Flaky Tests
2015/06/30 (846 words)

A test is considered flaky or flakey if it if fails occasionally. Generally flaky tests are considered to be a bad thing and should be modified to ensure they work correctly every time. This is because a test that is not trustworthy will be ignored even when indicating real failure.

There are many situations that can cause to become flaky. Integration and acceptance tests are generally the tests in your test suite most likely to become flaky. They generally have more integrations across your software stack and as such there are more things likely to go wrong. We going to go through a few of the main reasons and go through in detail what you can do about a specific one.

The first thing that causes a test to be flaky is when it depends on any external resource. This could include an API call to a third party, accessing a database or interacting with a file on the filesystem. Generally these sorts of interactions work most of the time but on occasion will not. The reasons for these are numerous.

A test making an API call can fail for all sort of reasons. API changes, API limits, API Key rotation, network connectivity, a 3rd party with poor uptime, concurrency issues. All can cause a previously perfect test to fail. I recently was working with some tests for importing tweets into a system using the twitter API. A developer had hard coded a specific search and twitter id into the test. It turned out that twitter can choose to drop tweets from their search index and hence the API at whim. The test became flaky and needed to be refactored to compensate.

Database calls tend to fail for the same reasons. They also can fail because of incorrect dynamic SQL (note if you have this problem you are probably open to SQL injection and should use SQL binds instead!), and errors such as the database missing the expected data.

Tests which interact with the filesystem despite seeming solid can fail at inopportune moments as well. The reasons are many but the first things to look at would be concurrency issues, tests not cleaning up files, read/write permissions and not releasing file locks. Without mocking away the filesystem (which is a solution which can fix these issues and improve performance) these tests can easy become flaky.

Lets go through a concrete example using a test designed to check if a file has been written. I am using a pseudocode language similar to python but the idea’s should be the same for all languages.

Here we have a function which writes a heartbeat file to the temp directory with the current date and time. Its a commonly used pattern for daemons and other background tasks to confirm they are still running.

def writeheartbeat():
    file = open('/tmp/website_heartbeat.txt','w+')
    file.writelines(str(datetime.now()))
    f.close()

Here are some tests which verify that the file is missing and that when the function is called now exists.
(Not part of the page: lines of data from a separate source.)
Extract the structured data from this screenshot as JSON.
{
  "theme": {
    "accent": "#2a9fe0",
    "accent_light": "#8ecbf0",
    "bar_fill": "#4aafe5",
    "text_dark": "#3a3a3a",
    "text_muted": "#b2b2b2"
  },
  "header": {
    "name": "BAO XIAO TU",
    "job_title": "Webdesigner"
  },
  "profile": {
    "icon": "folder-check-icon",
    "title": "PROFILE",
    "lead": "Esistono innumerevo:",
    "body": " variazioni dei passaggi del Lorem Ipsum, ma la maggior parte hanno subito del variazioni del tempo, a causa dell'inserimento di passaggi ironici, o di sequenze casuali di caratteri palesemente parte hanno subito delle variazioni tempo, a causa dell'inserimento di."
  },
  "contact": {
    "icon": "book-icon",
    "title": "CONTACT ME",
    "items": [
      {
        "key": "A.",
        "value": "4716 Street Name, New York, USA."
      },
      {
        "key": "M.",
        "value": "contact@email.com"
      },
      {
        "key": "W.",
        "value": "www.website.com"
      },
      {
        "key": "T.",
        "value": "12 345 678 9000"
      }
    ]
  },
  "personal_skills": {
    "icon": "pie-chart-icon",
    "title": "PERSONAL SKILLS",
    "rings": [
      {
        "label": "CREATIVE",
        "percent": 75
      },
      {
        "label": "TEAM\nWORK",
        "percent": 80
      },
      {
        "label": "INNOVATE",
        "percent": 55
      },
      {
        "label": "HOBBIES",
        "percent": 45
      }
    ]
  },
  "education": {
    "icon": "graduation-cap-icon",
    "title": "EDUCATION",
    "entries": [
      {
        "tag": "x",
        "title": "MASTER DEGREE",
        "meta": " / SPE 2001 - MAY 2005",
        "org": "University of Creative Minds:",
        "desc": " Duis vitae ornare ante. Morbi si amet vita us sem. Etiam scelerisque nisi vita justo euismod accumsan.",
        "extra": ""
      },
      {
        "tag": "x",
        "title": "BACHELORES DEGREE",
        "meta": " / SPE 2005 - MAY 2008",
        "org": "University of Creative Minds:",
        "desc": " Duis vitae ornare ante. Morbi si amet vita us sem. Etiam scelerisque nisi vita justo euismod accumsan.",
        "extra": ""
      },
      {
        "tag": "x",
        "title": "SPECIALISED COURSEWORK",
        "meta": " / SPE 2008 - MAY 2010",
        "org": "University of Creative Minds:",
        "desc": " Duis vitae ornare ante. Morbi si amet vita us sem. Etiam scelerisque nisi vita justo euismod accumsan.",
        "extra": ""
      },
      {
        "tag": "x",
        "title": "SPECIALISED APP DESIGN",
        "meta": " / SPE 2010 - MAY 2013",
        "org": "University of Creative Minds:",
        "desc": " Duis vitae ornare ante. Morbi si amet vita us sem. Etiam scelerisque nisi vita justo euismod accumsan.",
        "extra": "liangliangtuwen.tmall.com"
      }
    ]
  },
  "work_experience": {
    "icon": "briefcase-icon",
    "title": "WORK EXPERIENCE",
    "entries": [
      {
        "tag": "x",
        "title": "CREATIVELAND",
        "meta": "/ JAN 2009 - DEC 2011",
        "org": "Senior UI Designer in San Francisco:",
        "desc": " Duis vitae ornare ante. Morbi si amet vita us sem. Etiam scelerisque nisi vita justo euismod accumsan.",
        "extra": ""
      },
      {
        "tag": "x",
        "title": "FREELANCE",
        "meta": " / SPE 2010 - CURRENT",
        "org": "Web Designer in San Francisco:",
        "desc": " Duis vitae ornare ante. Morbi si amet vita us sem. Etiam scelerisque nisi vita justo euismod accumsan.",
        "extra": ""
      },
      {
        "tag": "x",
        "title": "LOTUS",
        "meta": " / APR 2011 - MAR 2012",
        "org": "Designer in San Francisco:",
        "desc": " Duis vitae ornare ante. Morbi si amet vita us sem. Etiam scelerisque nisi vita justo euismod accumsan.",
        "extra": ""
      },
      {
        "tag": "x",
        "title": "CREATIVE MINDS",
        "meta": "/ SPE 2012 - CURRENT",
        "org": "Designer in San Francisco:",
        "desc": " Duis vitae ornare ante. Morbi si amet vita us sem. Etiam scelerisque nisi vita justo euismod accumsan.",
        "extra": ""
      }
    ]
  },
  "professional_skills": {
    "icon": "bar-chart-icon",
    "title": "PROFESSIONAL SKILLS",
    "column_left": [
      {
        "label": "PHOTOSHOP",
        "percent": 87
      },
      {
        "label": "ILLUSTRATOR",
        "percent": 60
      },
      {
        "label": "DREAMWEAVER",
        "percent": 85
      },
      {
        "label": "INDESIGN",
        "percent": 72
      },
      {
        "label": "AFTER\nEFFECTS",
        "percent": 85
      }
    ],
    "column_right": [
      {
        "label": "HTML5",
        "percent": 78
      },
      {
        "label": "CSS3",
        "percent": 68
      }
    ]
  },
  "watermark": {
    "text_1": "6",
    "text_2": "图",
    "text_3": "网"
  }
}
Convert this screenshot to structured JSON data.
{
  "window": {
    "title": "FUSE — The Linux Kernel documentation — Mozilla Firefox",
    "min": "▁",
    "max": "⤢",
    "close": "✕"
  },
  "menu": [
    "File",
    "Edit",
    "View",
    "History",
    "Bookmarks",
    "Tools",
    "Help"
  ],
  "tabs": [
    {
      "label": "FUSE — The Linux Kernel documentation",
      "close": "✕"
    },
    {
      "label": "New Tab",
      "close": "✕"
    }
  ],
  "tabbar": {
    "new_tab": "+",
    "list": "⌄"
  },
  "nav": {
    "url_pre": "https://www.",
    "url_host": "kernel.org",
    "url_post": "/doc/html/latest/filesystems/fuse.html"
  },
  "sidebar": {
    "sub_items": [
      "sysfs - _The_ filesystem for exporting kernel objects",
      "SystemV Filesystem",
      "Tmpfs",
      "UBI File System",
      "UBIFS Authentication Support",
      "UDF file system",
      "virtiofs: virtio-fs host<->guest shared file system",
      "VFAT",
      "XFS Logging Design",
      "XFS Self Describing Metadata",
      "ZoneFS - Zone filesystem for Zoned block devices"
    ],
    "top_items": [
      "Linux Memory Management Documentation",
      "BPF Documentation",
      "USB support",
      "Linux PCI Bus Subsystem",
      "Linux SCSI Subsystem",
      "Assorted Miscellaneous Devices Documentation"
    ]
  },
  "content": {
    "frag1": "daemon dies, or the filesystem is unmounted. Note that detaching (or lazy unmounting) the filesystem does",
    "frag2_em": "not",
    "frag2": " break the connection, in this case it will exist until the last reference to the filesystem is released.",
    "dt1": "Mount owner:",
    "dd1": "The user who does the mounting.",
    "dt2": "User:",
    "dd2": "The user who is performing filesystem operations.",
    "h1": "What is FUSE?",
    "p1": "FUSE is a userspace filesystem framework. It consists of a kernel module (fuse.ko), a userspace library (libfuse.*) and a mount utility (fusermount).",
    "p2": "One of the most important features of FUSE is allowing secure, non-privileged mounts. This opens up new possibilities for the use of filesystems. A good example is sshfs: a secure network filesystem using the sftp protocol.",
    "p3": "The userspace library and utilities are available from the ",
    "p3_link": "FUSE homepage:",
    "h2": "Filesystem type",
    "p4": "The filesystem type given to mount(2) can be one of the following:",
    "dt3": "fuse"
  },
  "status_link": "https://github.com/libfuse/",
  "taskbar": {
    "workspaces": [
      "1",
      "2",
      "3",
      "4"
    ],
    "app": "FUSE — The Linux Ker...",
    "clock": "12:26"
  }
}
def testheatbeatmissing():
    exists = os.path.isfile('/tmp/website_heartbeat.txt')
    assertFalse(exists)

def testheatbeatexists():
    writeheartbeat()
    exists = os.path.isfile('/tmp/website_heartbeat.txt')
    assertTrue(exists)

The problem with the above is simple. Assuming the tests run in order everything should be fine for the first test run. However on the second run the first test will assume that the heartbeat file will be missing, however as it would have been created from the previous run this test will now begin to fail! Worse still, if the tests run out of order or someone reorganises them such that the second becomes the first it will start to fail every time.

You could fix the above problems so that the file is cleaned up at the end of the test. This however will not cater for the situation where the tests run concurrently. This is an even worse outcome as it will be impossible to replicate using a debugger and hard to catch.

A better way to test this function would be to rewrite it such that it writes to a unique file for every test run and that file is cleaned up by the test. Such a function could be written like so.

def writeheartbeat(filelocation = '/tmp/website_heartbeat.txt'):
    file = open(filelocation,'w+')
    file.writelines(str(datetime.now()))
    f.close()

By default the test still writes to the same location when called without an argument but now we can write out heartbeat check test to work correctly every time.

def testheatbeatexists():
    tempfilelocation = '/tmp/testheartbeatexits.tmp'
    writeheartbeat(tempfilelocation)
    exists = os.path.isfile(tempfilelocation)
    assertTrue(exists)
    os.remove(tempfilelocation)

Perfect. Now the test sets itself up correctly, performs the test and cleans up after itself. It should now be able to run concurrently with our other test without issue. As mentioned however for these situations you may want to look into mocking away the filesystem itself as a way to avoid the above issues.

The one thing to keep in mind when testing integrations

“Leave it as you found it.”. This applies to system state, memory, filesystems or the database. If you make a change no matter how small be sure to reverse it. This simple rule will help cut down on flaky tests saving you a lot of time.